Engineers at the University of Nottingham have designed a PPE face shield with CE approval that they are 3D printing at scale for healthcare workers to use in the fight against COVID-19.
Using the latest in Additive Manufacturing (3D printing) technology and materials at the University’s Centre for Additive Manufacturing, and working with external collaborators, the team will deliver 5,000 of the face shields to Nottingham’s NHS and community healthcare workers.
Building on an open-source design of headband originally from HP, the team in the Faculty of Engineering made modifications to ensure the face shield could pass a regulatory test1 by BSI, the UK’s national standards body, to meet its essential health and safety requirements which ensures the highest level of protection is provided.
The face shields successfully passed the BSI tests and are CE approved1 for use as part of PPE for healthcare workers’ protection against COVID-19 in both hospital and community environments. They are provided in packs to the NHS, with five replacement visors per face shield as well as instructions for use.
The team have made the design and its accompanying documents ‘open-source’ to enable other manufacturers to produce the face shields – however, manufacturers will need to submit their product for testing to the BSI to obtain their own CE certification.
Design modifications were made by the team to conform to the BSI’s PPE regulations in order to obtain CE marking; this involved making the wrap-around visor element wider, as well as other alterations to improve comfort for users. The HP design was chosen by the Nottingham engineering team as it incorporates a cover at the top of the face shield which prevents fluid from entering the eyes from above – deemed critical by healthcare professionals.

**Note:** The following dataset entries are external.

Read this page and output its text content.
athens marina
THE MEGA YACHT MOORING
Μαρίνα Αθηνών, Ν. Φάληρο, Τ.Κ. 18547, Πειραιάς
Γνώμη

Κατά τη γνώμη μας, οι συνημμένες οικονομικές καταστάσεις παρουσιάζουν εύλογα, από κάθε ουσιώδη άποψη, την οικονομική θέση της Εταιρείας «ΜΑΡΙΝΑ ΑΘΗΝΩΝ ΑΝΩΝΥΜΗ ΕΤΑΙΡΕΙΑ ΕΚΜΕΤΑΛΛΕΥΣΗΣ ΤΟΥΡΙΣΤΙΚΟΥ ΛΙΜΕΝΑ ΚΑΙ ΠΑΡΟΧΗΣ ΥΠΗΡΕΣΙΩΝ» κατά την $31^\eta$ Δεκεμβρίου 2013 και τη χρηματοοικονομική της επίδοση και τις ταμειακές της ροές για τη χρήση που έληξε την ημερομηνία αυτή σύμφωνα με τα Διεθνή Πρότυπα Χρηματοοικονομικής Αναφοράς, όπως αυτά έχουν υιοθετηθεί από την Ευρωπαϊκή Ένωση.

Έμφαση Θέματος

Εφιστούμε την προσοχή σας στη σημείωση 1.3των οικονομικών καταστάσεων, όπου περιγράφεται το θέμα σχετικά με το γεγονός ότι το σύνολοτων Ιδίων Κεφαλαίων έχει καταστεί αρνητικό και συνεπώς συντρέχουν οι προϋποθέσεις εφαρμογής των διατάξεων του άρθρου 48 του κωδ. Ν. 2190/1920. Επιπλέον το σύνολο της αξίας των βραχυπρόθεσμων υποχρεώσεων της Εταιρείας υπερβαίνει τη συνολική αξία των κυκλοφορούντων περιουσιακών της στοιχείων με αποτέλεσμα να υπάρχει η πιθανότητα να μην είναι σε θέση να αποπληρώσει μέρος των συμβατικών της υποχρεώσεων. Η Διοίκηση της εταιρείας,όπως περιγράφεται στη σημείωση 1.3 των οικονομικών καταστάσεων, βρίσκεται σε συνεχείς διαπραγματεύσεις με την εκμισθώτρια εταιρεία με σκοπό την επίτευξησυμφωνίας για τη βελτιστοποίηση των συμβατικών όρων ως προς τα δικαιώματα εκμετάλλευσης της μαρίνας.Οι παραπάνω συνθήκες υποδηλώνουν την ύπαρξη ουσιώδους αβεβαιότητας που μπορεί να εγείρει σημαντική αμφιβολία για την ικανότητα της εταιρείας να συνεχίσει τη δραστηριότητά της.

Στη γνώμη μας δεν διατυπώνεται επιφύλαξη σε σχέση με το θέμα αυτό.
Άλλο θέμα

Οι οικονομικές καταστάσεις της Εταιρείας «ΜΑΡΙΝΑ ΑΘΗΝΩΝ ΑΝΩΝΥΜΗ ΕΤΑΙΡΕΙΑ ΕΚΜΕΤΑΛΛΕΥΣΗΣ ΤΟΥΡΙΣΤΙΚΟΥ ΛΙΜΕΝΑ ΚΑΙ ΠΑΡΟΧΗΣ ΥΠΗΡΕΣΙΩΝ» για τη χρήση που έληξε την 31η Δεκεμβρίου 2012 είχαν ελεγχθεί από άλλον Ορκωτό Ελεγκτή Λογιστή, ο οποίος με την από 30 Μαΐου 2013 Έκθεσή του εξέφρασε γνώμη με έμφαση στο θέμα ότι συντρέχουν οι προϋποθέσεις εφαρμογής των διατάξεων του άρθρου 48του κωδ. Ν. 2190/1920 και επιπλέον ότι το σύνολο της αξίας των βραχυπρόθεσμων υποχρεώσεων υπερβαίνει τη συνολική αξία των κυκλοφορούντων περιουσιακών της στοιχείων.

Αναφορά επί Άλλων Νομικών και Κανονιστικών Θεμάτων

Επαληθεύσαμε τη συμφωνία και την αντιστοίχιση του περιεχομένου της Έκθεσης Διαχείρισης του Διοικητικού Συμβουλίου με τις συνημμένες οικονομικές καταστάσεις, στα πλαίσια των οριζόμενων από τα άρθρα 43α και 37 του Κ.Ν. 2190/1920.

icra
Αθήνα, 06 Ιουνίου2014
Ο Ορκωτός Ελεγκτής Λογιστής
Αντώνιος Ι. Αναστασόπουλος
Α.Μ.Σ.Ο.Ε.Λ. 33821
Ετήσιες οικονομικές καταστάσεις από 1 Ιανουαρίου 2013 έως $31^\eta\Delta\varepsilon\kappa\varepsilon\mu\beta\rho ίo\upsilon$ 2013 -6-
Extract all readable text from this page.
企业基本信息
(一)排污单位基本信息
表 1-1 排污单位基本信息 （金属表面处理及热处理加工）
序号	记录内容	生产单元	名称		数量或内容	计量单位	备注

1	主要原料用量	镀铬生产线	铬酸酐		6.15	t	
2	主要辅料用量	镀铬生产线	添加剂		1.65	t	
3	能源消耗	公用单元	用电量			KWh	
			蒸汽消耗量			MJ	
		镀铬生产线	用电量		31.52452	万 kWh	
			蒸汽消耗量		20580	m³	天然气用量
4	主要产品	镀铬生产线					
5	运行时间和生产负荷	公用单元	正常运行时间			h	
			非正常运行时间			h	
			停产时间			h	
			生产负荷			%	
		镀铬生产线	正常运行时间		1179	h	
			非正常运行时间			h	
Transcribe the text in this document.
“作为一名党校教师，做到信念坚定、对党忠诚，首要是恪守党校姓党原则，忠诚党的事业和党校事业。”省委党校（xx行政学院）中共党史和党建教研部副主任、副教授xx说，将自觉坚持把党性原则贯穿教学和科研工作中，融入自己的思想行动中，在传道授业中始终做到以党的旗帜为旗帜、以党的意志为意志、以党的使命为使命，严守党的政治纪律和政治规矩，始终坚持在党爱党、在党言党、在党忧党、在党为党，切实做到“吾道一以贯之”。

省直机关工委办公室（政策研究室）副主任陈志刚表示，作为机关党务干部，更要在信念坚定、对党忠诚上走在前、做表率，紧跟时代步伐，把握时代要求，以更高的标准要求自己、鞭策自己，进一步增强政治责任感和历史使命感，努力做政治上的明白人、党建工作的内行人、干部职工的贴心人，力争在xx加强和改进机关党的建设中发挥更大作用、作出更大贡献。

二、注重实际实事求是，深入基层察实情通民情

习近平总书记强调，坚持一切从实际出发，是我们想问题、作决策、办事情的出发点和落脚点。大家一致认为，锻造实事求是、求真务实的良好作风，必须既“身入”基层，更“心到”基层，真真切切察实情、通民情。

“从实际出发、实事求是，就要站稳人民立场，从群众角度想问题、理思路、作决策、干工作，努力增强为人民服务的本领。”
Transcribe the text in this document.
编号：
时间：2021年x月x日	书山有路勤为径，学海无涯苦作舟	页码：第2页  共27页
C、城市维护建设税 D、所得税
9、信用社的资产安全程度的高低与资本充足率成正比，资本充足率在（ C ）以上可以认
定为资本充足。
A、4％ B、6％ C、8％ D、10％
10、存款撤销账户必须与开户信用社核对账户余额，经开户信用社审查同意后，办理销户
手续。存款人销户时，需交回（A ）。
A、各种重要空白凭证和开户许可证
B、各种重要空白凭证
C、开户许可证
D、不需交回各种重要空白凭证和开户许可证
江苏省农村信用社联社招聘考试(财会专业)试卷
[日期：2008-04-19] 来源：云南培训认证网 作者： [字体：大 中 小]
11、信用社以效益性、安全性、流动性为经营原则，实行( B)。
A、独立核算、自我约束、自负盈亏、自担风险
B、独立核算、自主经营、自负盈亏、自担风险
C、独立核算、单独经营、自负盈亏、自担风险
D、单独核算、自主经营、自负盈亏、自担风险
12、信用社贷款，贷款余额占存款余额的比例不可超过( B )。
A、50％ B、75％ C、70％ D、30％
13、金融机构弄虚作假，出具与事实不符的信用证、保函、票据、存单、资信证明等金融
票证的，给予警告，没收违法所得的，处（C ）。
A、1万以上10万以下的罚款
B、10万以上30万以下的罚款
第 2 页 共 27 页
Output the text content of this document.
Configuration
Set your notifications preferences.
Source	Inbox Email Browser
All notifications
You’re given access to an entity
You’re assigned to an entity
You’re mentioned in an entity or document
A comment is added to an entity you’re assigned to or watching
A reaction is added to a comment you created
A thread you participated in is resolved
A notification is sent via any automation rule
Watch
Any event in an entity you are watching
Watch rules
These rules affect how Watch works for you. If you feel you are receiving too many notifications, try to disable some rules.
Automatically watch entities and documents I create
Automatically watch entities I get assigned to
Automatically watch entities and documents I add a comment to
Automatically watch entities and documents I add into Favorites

The face shield (pictured being worn by Stuart Smith, Consultant at Queen’s Medical Centre Nottingham and Clinical Associate Professor at the University of Nottingham) comprises a 3D printed headband, a laser cut PET visor (with anti-fog coating) and is kept in place with a laser-cut adjustable strap. As well as using their own EOS Laser Sintering equipment, the University of Nottingham’s engineering team have been heavily supported by Matsuura UK to produce the 3D printed element, using their HP MultiJet Fusion process. The visor element has been made with the help of local firm, Prime Group, and Nottingham Trent University are now ramping up for production of the laser-cut strap.